Please use this identifier to cite or link to this item: http://hdl.handle.net/20.500.12323/5484
Title: Generative Adversarial Network Image synthesis method for skin lesion Generation and classification
Authors: Mutepfe, Freedom
Keywords: DCGAN
Dermoscopy
Pretraining
skin lesion
Issue Date: 2021
Abstract: Skin cancer is the most commonly diagnosed cancer in today's growing population. One of the common limitations in the treatment of cancer is in the early detection of this disease. Mostly, skin cancer is detected in its later stages, when it has already compromised most of the skin area. Early detection of skin cancer is of utmost importance in increasing the chances for successful treatment, thus reducing mortality and morbidity. Currently, most dermatologists use a special microscope to examine the pattern and the affected area. This method is time-consuming and is prone to human errors, so there is a need for detecting skin cancer automatically. In this study, we investigate the automated classification of skin cancer using the Deep Convolution Generative Adversarial Network(DCGAN).In this work, Deep Convolutional GAN is used to generate realistic synthetic dermoscopic images, in a way that could enhance the classification performance in a large dataset and to evaluate whether the classification accuracy is enhanced or not, by generating a substantial amount of new skin lesion images. The DCGAN is trained using images generated by the Generator and then tweaked using the actual images and allow the Discriminator to make a distinction between fake and real images. The DCGAN might need slightly more fine-tuning to ripe a better return.

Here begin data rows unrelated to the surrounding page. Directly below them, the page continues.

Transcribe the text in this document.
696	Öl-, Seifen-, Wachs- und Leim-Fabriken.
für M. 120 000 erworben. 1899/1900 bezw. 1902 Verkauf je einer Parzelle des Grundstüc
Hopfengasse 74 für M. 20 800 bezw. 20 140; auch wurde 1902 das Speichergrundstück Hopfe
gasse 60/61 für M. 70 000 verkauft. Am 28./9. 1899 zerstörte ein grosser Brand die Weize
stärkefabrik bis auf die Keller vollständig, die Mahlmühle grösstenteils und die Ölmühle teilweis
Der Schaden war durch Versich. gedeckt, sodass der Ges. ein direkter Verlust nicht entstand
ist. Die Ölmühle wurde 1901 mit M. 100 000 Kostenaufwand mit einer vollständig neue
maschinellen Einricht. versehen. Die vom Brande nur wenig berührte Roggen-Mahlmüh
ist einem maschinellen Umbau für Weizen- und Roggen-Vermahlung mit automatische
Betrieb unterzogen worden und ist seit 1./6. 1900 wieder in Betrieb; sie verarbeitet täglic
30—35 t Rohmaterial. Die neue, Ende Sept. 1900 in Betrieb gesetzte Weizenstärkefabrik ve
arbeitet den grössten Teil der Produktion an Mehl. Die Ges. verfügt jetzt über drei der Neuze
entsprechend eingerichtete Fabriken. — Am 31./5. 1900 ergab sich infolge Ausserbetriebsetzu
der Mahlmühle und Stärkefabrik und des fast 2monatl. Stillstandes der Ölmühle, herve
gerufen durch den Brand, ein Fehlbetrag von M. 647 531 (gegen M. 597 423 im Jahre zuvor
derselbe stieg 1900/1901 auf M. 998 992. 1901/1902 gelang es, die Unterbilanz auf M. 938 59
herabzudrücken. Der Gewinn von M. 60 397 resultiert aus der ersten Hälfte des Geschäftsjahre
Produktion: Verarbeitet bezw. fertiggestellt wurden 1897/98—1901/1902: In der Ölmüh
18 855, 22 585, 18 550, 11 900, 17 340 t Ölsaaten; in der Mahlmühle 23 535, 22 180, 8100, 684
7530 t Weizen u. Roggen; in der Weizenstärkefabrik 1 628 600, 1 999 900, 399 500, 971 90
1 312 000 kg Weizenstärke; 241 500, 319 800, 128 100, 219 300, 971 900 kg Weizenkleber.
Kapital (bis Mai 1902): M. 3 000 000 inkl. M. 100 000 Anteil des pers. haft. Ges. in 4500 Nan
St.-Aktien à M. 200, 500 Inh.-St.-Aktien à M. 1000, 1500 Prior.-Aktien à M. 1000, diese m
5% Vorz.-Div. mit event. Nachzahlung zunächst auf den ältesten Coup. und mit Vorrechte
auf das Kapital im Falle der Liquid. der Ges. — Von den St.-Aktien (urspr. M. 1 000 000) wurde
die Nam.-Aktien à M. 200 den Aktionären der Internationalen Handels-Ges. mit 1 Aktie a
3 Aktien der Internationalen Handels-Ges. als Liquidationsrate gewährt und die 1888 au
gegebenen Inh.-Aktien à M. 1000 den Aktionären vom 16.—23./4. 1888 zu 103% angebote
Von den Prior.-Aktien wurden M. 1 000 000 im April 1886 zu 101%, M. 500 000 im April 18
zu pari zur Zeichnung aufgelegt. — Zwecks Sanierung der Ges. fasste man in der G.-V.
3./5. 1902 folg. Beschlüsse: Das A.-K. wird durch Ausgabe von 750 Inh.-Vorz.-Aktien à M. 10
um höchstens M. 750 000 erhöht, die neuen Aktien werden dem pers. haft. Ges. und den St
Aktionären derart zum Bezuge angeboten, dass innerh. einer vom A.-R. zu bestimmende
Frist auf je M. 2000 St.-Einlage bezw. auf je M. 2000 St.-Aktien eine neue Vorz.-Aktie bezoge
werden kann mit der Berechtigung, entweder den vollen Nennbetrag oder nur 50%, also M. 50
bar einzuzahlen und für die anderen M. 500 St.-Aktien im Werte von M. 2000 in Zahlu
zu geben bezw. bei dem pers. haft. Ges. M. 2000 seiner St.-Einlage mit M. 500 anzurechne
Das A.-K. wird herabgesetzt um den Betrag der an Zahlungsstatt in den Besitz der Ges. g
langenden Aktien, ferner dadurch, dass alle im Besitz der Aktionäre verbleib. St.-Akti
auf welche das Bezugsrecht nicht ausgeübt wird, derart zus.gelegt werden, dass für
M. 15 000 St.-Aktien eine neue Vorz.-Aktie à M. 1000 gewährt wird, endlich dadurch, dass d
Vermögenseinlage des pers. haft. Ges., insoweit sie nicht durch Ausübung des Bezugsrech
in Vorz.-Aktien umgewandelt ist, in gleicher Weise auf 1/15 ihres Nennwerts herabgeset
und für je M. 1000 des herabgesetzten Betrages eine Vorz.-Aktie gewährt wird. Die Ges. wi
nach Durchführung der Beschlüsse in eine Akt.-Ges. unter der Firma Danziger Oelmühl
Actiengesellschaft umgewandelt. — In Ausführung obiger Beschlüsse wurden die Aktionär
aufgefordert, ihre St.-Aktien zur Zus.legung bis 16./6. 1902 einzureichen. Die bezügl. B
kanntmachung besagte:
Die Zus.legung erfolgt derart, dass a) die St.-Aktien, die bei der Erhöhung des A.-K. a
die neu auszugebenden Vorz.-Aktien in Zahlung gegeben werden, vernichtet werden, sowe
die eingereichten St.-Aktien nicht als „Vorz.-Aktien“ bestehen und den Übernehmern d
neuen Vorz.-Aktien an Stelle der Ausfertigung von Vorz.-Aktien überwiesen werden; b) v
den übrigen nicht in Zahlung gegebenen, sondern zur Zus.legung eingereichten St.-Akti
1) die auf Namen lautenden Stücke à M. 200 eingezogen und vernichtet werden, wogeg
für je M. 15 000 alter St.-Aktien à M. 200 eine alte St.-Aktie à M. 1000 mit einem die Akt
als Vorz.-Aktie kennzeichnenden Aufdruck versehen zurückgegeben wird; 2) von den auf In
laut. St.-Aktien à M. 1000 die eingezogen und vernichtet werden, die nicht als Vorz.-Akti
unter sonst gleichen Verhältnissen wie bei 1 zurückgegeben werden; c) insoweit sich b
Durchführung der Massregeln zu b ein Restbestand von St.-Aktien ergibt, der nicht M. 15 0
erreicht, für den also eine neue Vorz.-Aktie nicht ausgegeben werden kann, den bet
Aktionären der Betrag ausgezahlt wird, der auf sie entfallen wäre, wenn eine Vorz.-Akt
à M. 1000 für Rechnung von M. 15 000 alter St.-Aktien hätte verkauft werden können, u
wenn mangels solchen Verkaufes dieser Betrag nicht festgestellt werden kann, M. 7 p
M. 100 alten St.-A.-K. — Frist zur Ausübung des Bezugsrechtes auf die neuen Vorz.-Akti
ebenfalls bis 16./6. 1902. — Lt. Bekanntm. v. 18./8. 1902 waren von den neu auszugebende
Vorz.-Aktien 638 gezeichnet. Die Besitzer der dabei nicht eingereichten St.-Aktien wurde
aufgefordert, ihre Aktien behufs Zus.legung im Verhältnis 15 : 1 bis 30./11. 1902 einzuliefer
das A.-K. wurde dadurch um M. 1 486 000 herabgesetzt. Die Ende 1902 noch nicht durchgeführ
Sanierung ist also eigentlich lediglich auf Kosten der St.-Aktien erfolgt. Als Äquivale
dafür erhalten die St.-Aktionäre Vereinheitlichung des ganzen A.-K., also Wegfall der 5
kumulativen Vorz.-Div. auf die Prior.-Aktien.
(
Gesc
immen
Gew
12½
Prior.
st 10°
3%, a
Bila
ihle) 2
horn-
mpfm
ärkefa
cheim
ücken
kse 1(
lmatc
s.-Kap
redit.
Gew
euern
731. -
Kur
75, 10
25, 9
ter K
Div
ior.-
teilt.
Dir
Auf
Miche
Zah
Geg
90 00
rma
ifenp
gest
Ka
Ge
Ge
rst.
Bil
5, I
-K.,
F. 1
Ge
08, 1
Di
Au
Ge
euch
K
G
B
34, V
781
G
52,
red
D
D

Hyperparameter optimization can be utilized for selecting the best-performed hyperparameter combinations and several network hyperparameters, namely number of iterations, batch size, and Learning rate can be tweaked, for example in this work we decreased the learning rate from the default 0.001 to 0.0002 and the momentum for Adam optimization algorithm from 0.9 to 0.5, in trying to reduce the instability issues related to GAN models. Moreover, at each iteration in the course of the training process, the weights of the discriminative and generative network are updated to balance the loss between them. This pretraining and fine-tuning process is substantial for the model performance.